Key to the program’s success was the development of an ASA timeline showing when certain tasks had to be completed, because the team’s duties affect the operation of other departments, Irwin points out.
"Every other area’s performance is contingent on receiving work from us, so it was important to [establish] when discharge folders had to be processed, when the chart information had to be sent to UR, and when the medical record had to be in the coding department," she says. "For example, for patients discharged yesterday, the medical record is required in coding by 1 p.m. today within 24 hours. This was crucial. We wanted to make sure we didn’t negatively impact the departments we were assisting."
Although the teams report to admissions and registration, they are stationed full time on the nursing units and become part of the team on the floor, Irwin says. "They’ve already dealt with [the patient] during preadmission, so if there is any question in-house regarding that account, the financial counselor is there to handle it."
PAS team members work with unit secretaries to obtain charts, and the admissions and registration department provides periodic inservices for the secretaries on issues such as proper chart order and the need to obtain medical records on a timely basis, she says.
"We stress that what they do impacts reimbursement, that if the chart is out of order, [medical records] may miss something major and decrease the amount of money the hospital gets paid."
The inservices with unit secretaries are done in conjunction with a representative from medical records or coding, Irwin notes.

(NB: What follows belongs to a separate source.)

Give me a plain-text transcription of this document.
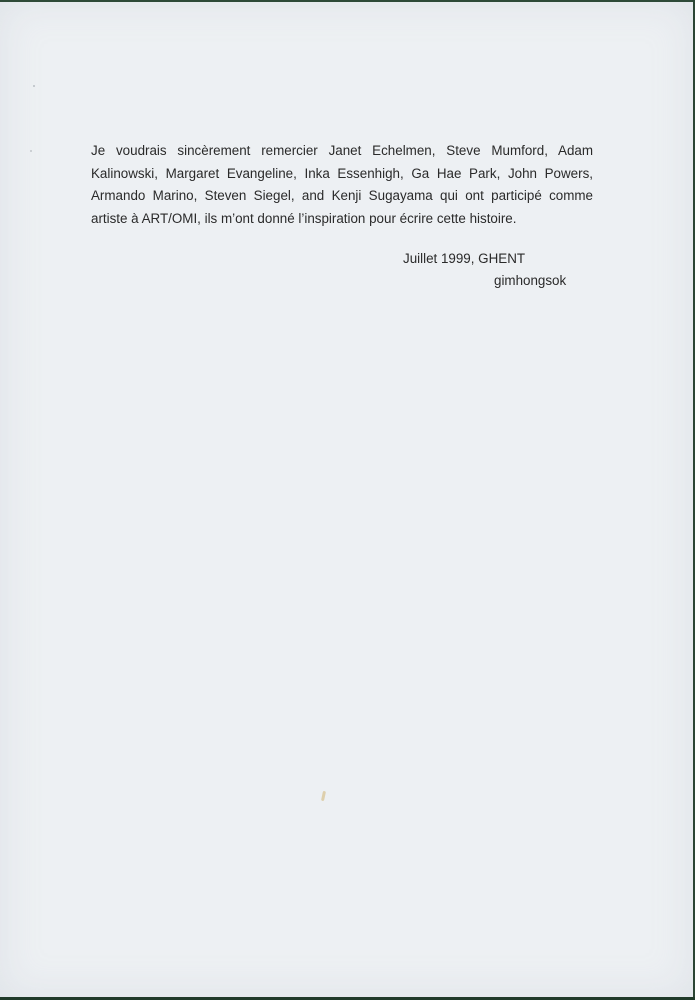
Je voudrais sincèrement remercier Janet Echelmen, Steve Mumford, Adam Kalinowski, Margaret Evangeline, Inka Essenhigh, Ga Hae Park, John Powers, Armando Marino, Steven Siegel, and Kenji Sugayama qui ont participé comme artiste à ART/OMI, ils m’ont donné l’inspiration pour écrire cette histoire.

Juillet 1999, GHENT
gimhongsok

The task force that created the eight PAS teams continues to meet bimonthly, she says, and the ongoing collaboration has created a strong sense of teamwork and an atmosphere in which employees are "less likely to point the finger" at others.
Adding to the cooperative spirit is "Partners in Excellence," the hospital’s incentive program in which teams throughout the facility are assessed on performance, Irwin says. Meeting certain goals brings cash bonuses. For this program, the 28 PAS team members, plus additional coding, UR, patient accounts, and medical records employees about 116 people are part of one team.

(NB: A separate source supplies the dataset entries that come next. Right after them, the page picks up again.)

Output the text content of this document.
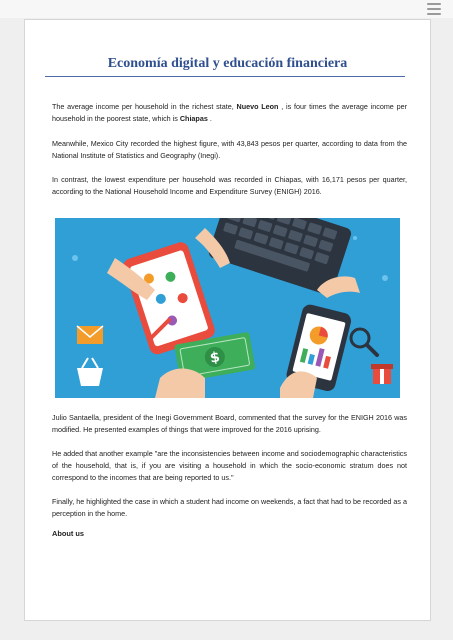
Economía digital y educación financiera

The average income per household in the richest state, Nuevo Leon , is four times the average income per household in the poorest state, which is Chiapas .

Meanwhile, Mexico City recorded the highest figure, with 43,843 pesos per quarter, according to data from the National Institute of Statistics and Geography (Inegi).

In contrast, the lowest expenditure per household was recorded in Chiapas, with 16,171 pesos per quarter, according to the National Household Income and Expenditure Survey (ENIGH) 2016.

$

Julio Santaella, president of the Inegi Government Board, commented that the survey for the ENIGH 2016 was modified. He presented examples of things that were improved for the 2016 uprising.

He added that another example "are the inconsistencies between income and sociodemographic characteristics of the household, that is, if you are visiting a household in which the socio-economic stratum does not correspond to the incomes that are being reported to us."

Finally, he highlighted the case in which a student had income on weekends, a fact that had to be recorded as a perception in the home.

About us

In addition to having a tremendous impact on account receivables, the PAS teams have given the admissions department a different focus, Irwin says. As an example, she cites the answers that department employees gave to consultants when they were asked to name their primary goal.
Instead of offering typical "admissions answers," such as "getting patients admitted quickly," the employees mentioned things like getting a completely secured account or maximum reimbursement for the hospital.
"Our staff is very focused on the receivables end," Irwin says. "They have a much-enhanced awareness."
The PAS teams have prompted positive feedback from patients and physicians, she notes. Patients appreciate going directly to the floor upon arrival and dealing with the same employees during admission and for any follow-up questions or concerns, she says. Physicians like knowing who to ask if they have questions about, say, home health coverage for a particular patient.